Linux distributions of the pre-cloud era were not designed for kind of rapid change we see in software development today, with packages being downloaded and used in new software builds in an ongoing basis. Containers changed the game. The need for a more real time approach to updating images maps to today’s software delivery lifecycle requirements. Organisations want to be feel confident their developers are not using packages with known CVEs. Playing patching whack-a-mole sucks, and it’s bad for business. That’s the opportunity.

There’s going to be even more competition, which should be good for customers, and good for secure software supply chains everywhere. So far the claim from these new market entrants has mostly been that Chainguard is expensive, but they’re going to need to sharpen their attacks and do better from a product management perspective to really cut through. For example, Chainguard now supports virtual machines as well as containers. That said, platform incumbency is a huge advantage, so you can’t write off competitors.
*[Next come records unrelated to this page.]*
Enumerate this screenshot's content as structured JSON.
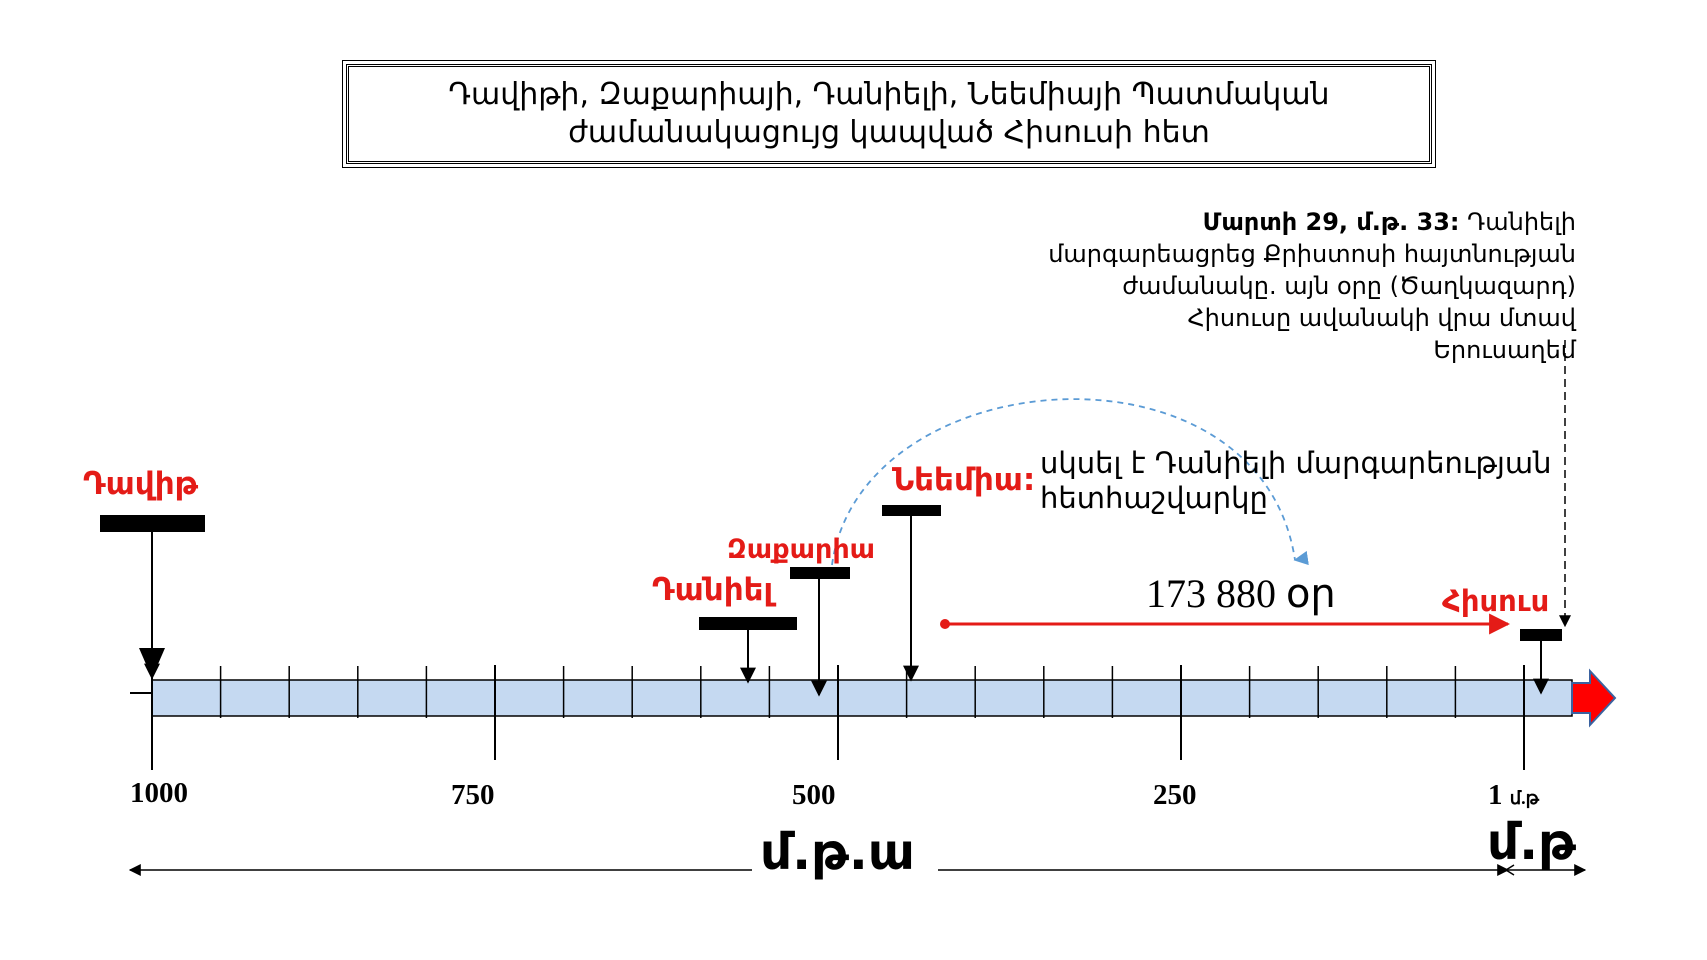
{
  "title": {
    "line1": "Դավիթի, Զաքարիայի, Դանիելի, Նեեմիայի Պատմական",
    "line2": "ժամանակացույց կապված Հիսուսի հետ"
  },
  "note": {
    "date_bold": "Մարտի 29, մ.թ. 33:",
    "line1": "Դանիելի",
    "line2": "մարգարեացրեց Քրիստոսի հայտնության",
    "line3": "ժամանակը. այն օրը (Ծաղկազարդ)",
    "line4": "Հիսուսը ավանակի վրա մտավ",
    "line5": "Երուսաղեմ"
  },
  "quote": {
    "line1": "սկսել է Դանիելի մարգարեության",
    "line2": "հետհաշվարկը"
  },
  "days_label": "173 880 օր",
  "people": {
    "david": "Դավիթ",
    "daniel": "Դանիել",
    "zechariah": "Զաքարիա",
    "nehemiah": "Նեեմիա:",
    "jesus": "Հիսուս"
  },
  "axis": {
    "y1000": "1000",
    "y750": "750",
    "y500": "500",
    "y250": "250",
    "y1": "1",
    "y1_suffix": "մ.թ"
  },
  "eras": {
    "bc": "մ.թ.ա",
    "ad": "մ.թ"
  },
  "colors": {
    "timeline_fill": "#c5d9f1",
    "accent_red": "#e41b17",
    "dashed_blue": "#5b9bd5"
  }
}
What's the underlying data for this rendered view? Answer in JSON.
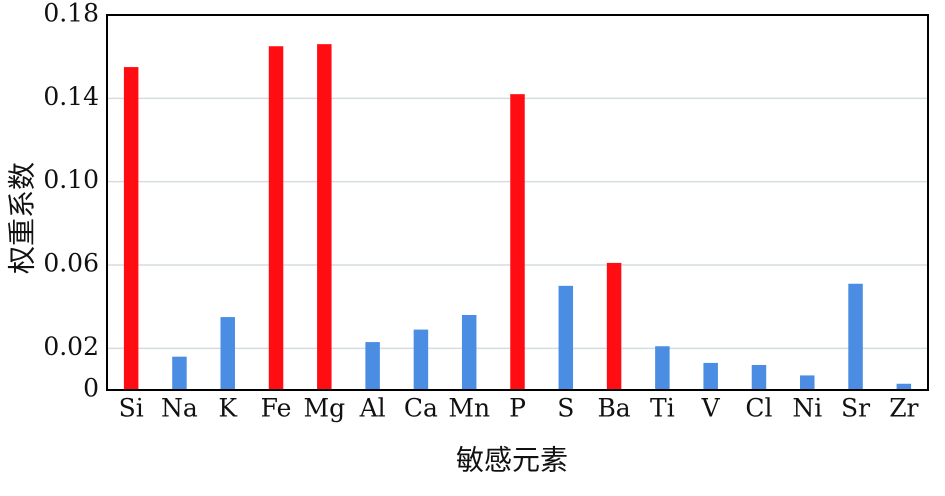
{
  "chart_data": {
    "type": "bar",
    "x_label": "敏感元素",
    "y_label": "权重系数",
    "categories": [
      "Si",
      "Na",
      "K",
      "Fe",
      "Mg",
      "Al",
      "Ca",
      "Mn",
      "P",
      "S",
      "Ba",
      "Ti",
      "V",
      "Cl",
      "Ni",
      "Sr",
      "Zr"
    ],
    "values": [
      0.155,
      0.016,
      0.035,
      0.165,
      0.166,
      0.023,
      0.029,
      0.036,
      0.142,
      0.05,
      0.061,
      0.021,
      0.013,
      0.012,
      0.007,
      0.051,
      0.003
    ],
    "colors": [
      "#ff0d12",
      "#4a8de3",
      "#4a8de3",
      "#ff0d12",
      "#ff0d12",
      "#4a8de3",
      "#4a8de3",
      "#4a8de3",
      "#ff0d12",
      "#4a8de3",
      "#ff0d12",
      "#4a8de3",
      "#4a8de3",
      "#4a8de3",
      "#4a8de3",
      "#4a8de3",
      "#4a8de3"
    ],
    "ylim": [
      0,
      0.18
    ],
    "yticks": [
      0,
      0.02,
      0.06,
      {
        "value": 0.1,
        "label": "0.10"
      },
      0.14,
      0.18
    ],
    "grid": true
  }
}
If you’re an organisation using containers, or just shipping regularly, you really need to consider a Hardened Images platform. They can be a core foundation for better, faster, more secure, software delivery. Security is actually shifted left, because developers are using trusted images. Move fast and trust things.

This post certainly isn’t intended a thorough comparison of market competitors, but was triggered by the news about WizOS, which again, surprised me. The market opportunity is very real.

 

 

disclosure: Chainguard and Docker are both clients.